Ntv’de yer alan habere göre, karaciğere yakın ve elma büyüklüğünde bir organ olan safra kesesi; vücudumuzun, tüketilen yağları parçalamak için kullandığı bir madde olan safrayı depoluyor. Tüm dünyada nispeten nadir görülen bir kanser olan safra kesesi kanseri, son yıllarda özellikle Avrupalı gençler arasında ciddi bir artış göstermeye başladı.
Onkologlar, bu yüksek artış nedeniyle duydukları kaygıyı dile getiriyor. Bazı uzmanlar safra kanseri yayılımının öncelikli sebepleri arasında işlenmiş ürün ağırlıklı beslenme olduğunu savunuyor. Ancak henüz net bir nedenden bahsedilmiyor.

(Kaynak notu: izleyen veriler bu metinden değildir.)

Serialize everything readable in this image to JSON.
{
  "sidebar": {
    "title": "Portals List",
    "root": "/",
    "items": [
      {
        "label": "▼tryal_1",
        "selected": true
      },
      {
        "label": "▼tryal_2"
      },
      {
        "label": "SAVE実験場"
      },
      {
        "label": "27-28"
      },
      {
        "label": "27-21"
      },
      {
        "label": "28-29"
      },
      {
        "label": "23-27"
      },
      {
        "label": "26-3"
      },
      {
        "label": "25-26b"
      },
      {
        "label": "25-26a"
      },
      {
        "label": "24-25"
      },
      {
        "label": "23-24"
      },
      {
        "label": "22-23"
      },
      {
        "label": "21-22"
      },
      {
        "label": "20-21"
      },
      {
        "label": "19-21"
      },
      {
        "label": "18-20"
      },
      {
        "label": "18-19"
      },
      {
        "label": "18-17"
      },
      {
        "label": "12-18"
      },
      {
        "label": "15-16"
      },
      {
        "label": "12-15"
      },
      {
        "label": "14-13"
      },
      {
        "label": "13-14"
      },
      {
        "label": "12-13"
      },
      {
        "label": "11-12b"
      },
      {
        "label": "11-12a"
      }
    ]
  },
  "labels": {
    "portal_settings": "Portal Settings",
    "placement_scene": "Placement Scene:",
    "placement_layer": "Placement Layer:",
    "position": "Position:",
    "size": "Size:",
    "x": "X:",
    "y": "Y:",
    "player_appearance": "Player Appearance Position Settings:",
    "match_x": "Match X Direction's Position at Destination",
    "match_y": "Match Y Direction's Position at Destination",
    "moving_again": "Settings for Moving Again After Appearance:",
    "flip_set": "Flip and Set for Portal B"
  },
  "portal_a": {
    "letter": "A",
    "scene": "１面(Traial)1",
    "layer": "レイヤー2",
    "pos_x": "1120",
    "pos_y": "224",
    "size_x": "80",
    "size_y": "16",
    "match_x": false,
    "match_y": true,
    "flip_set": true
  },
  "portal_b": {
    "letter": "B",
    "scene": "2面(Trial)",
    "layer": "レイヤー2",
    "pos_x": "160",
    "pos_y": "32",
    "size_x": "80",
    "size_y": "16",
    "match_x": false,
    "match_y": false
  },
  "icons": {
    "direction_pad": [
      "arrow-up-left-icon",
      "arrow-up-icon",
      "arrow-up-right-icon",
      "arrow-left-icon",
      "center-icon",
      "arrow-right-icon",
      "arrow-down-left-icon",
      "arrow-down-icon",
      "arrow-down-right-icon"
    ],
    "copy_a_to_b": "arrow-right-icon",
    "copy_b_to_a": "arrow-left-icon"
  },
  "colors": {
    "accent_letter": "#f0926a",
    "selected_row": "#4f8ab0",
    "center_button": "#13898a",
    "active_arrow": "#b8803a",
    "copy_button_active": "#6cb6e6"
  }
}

Onkolog Dr. Shivan Sivakumar, safra kesesi kanseri oranlarındaki artışı salgın olarak nitelendirirken veriler, 90’lı yıllara kıyasla şu anda neredeyse iki kat daha fazla genç yetişkinin bu hastalığa yakalandığını gösteriyor.
Dünya Sağlık Örgütü’nde (DSÖ) görev yapan Prof. Karol Sikora; sağlıksız beslenme, hava kirliliği, stres ve alkol gibi faktörlerin safra kesesi kanserinin bir salgına dönüşmesinde büyük bir etkisi olduğunu savunuyor.
Safra kesesi kanserinin yaygın belirtileri arasında ciltte ve göz akında sararma, üst karın bölgesinde ağrı, sindirimle ilgili problemler, mide bulantısı ve kusma, iştahsızlık, karın bölgesinde hissedilen kitleler, zayıflama, şişkinlik, ateş, koyu renkli idrar, beyaz renkte dışkı ve vücut kaşıntısı gösteriliyor.
Tehlikeli bir kanser türü olan safra kesesi kanseri, genellikle erken evrede belirti vermeden vücutta gelişebiliyor. İlerlediği durumda ise yayılma riski yüksek olduğu için tedavi sürecinde güçlükler ortaya çıkabiliyor. Erken teşhis edilirse cerrahi müdahale ile tedavi şansı artıyor ancak ileri vakalarda kemoterapi veya radyoterapi gerekebiliyor.